A Template for Other Sectors

Beyond real estate, industries such as banking, telecom, and infrastructure could benefit from similar approaches when enforcement action risks widespread disruption.

The Role of Stakeholders

Judiciary

Courts can continue to fill legislative gaps where urgent economic interests are at stake.

Legislature

Lawmakers can use this case as a reference point to introduce amendments.

Businesses

Corporations must maintain robust compliance frameworks to minimize risk and demonstrate good faith during investigations.

Civil Society and Media

Public scrutiny ensures that flexibility in enforcement is not misused for favoritism or corruption.

Lessons for Compliance and Risk Management

Strengthening Internal Controls

Companies should:

  1. Maintain transparent records.

  2. Regularly audit financial transactions.

  3. Develop contingency plans for enforcement actions.

Engaging Proactively with Regulators

Proactive communication with enforcement agencies can build trust and may open doors for negotiated solutions like substitution.

From Litigation to Legislation: The Road Ahead

The Roop Bansal case underscores a broader truth: litigation often drives legislative evolution. Similar to how landmark judgments in privacy or environmental law shaped India’s statutes, this matter could prompt Parliament to refine the PMLA framework.

Possible future developments include:

  1. Introduction of a Substitution Clause within PMLA.
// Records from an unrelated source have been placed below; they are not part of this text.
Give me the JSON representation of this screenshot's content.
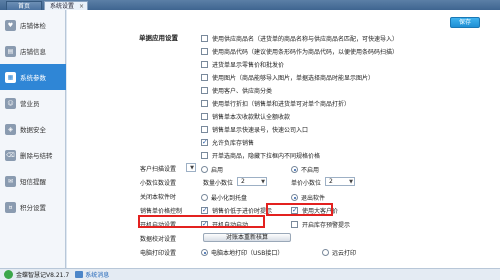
{
  "tabs": {
    "home": "首页",
    "active": "系统设置",
    "close": "×"
  },
  "sidebar": {
    "items": [
      {
        "label": "店铺体检"
      },
      {
        "label": "店铺信息"
      },
      {
        "label": "系统参数",
        "active": true
      },
      {
        "label": "营业员"
      },
      {
        "label": "数据安全"
      },
      {
        "label": "删除与结转"
      },
      {
        "label": "短信提醒"
      },
      {
        "label": "积分设置"
      }
    ]
  },
  "main": {
    "save_label": "保存",
    "section_title": "单据应用设置",
    "checkbox_rows": [
      {
        "label": "使用供应商品名（进货单的商品名称与供应商品名匹配，可快速导入）",
        "checked": false
      },
      {
        "label": "使用商品代码（建议使用条形码作为商品代码，以便使用条码码扫描）",
        "checked": false
      },
      {
        "label": "进货单显示零售价和批发价",
        "checked": false
      },
      {
        "label": "使用图片（商品能够导入图片，单据选择商品时能显示图片）",
        "checked": false
      },
      {
        "label": "使用客户、供应商分类",
        "checked": false
      },
      {
        "label": "使用单行折扣（销售单和进货单可对单个商品打折）",
        "checked": false
      },
      {
        "label": "销售单本次收款默认全额收款",
        "checked": false
      },
      {
        "label": "销售单显示快速录号，快速公司入口",
        "checked": false
      },
      {
        "label": "允许负库存销售",
        "checked": true
      },
      {
        "label": "开单选商品，隐藏下拉框内不同规格价格",
        "checked": false
      }
    ],
    "customer_scan": {
      "label": "客户扫描设置",
      "opt1": "启用",
      "opt2": "不启用",
      "selected": 2
    },
    "decimals": {
      "label": "小数位数设置",
      "qty_label": "数量小数位",
      "qty_value": "2",
      "price_label": "单价小数位",
      "price_value": "2"
    },
    "shutdown": {
      "label": "关闭本软件时",
      "opt1": "最小化到托盘",
      "opt2": "退出软件",
      "selected": 2
    },
    "price_control": {
      "label": "销售单价格控制",
      "opt1": "销售价低于进价时提示",
      "opt1_checked": true,
      "opt2": "使用大客户价",
      "opt2_checked": true
    },
    "startup": {
      "label": "开机启动设置",
      "opt1": "开机自动启动",
      "opt1_checked": true,
      "opt2": "开启库存预警提示",
      "opt2_checked": false
    },
    "data_check": {
      "label": "数据校对设置",
      "button": "对账本重新核算"
    },
    "printing": {
      "label": "电脑打印设置",
      "opt1": "电脑本地打印（USB接口）",
      "opt2": "远云打印",
      "selected": 1
    }
  },
  "status": {
    "app": "金蝶智慧记V8.21.7",
    "message": "系统消息"
  },
  "colors": {
    "accent": "#2f86d6",
    "highlight": "#e3211f"
  }
}
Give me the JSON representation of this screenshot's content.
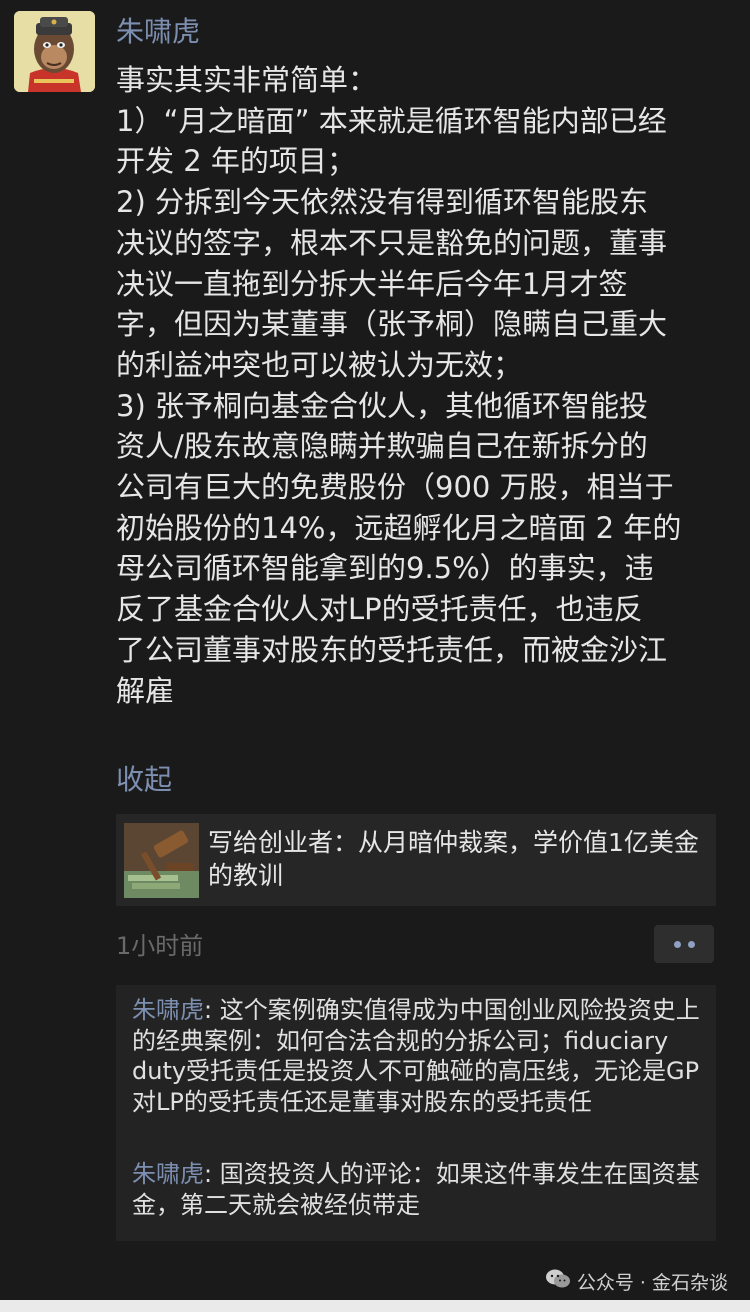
{
  "post": {
    "author": "朱啸虎",
    "lines": [
      "事实其实非常简单：",
      "1）“月之暗面” 本来就是循环智能内部已经",
      "开发 2 年的项目；",
      "2) 分拆到今天依然没有得到循环智能股东",
      "决议的签字，根本不只是豁免的问题，董事",
      "决议一直拖到分拆大半年后今年1月才签",
      "字，但因为某董事（张予桐）隐瞒自己重大",
      "的利益冲突也可以被认为无效；",
      "3) 张予桐向基金合伙人，其他循环智能投",
      "资人/股东故意隐瞒并欺骗自己在新拆分的",
      "公司有巨大的免费股份（900 万股，相当于",
      "初始股份的14%，远超孵化月之暗面 2 年的",
      "母公司循环智能拿到的9.5%）的事实，违",
      "反了基金合伙人对LP的受托责任，也违反",
      "了公司董事对股东的受托责任，而被金沙江",
      "解雇"
    ],
    "collapse_label": "收起",
    "link": {
      "title": "写给创业者：从月暗仲裁案，学价值1亿美金的教训"
    },
    "time": "1小时前"
  },
  "comments": [
    {
      "author": "朱啸虎",
      "text": ": 这个案例确实值得成为中国创业风险投资史上的经典案例：如何合法合规的分拆公司；fiduciary duty受托责任是投资人不可触碰的高压线，无论是GP对LP的受托责任还是董事对股东的受托责任"
    },
    {
      "author": "朱啸虎",
      "text": ": 国资投资人的评论：如果这件事发生在国资基金，第二天就会被经侦带走"
    }
  ],
  "watermark": {
    "text": "公众号 · 金石杂谈"
  },
  "colors": {
    "background": "#1a1a1a",
    "name_blue": "#7d8fb0",
    "text": "#e6e6e6"
  }
}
  2. Creation of Public Interest Impact Reports for major attachments.

  3. Establishment of special benches to expedite substitution matters.

Practical Takeaways for Legal Practitioners and Businesses

  • Lawyers: Stay updated on emerging substitution practices to advise clients effectively.

  • Developers: Maintain clean financial practices to qualify for relief measures like substitution.

  • Investors: Factor in enforcement flexibility when evaluating Indian markets.

  • Policy Analysts: Monitor similar cases for signals of upcoming legislative change.

Conclusion

The Roop Bansal case is more than a single dispute—it’s a turning point in how India may balance strict anti-money laundering enforcement with economic pragmatism. By recognizing the real-world consequences of asset freezes and exploring substitution mechanisms, the Supreme Court has opened the door to progressive legislative reform.

If lawmakers codify substitution under strict safeguards, India’s enforcement framework could become both robust and responsive, ensuring that justice is served without crippling legitimate enterprise or punishing innocent stakeholders. The journey from litigation to legislation is not new in Indian law—but in the context of economic enforcement, the Roop Bansal matter could be a landmark moment that reshapes the future of compliance, risk management, and business confidence in the country.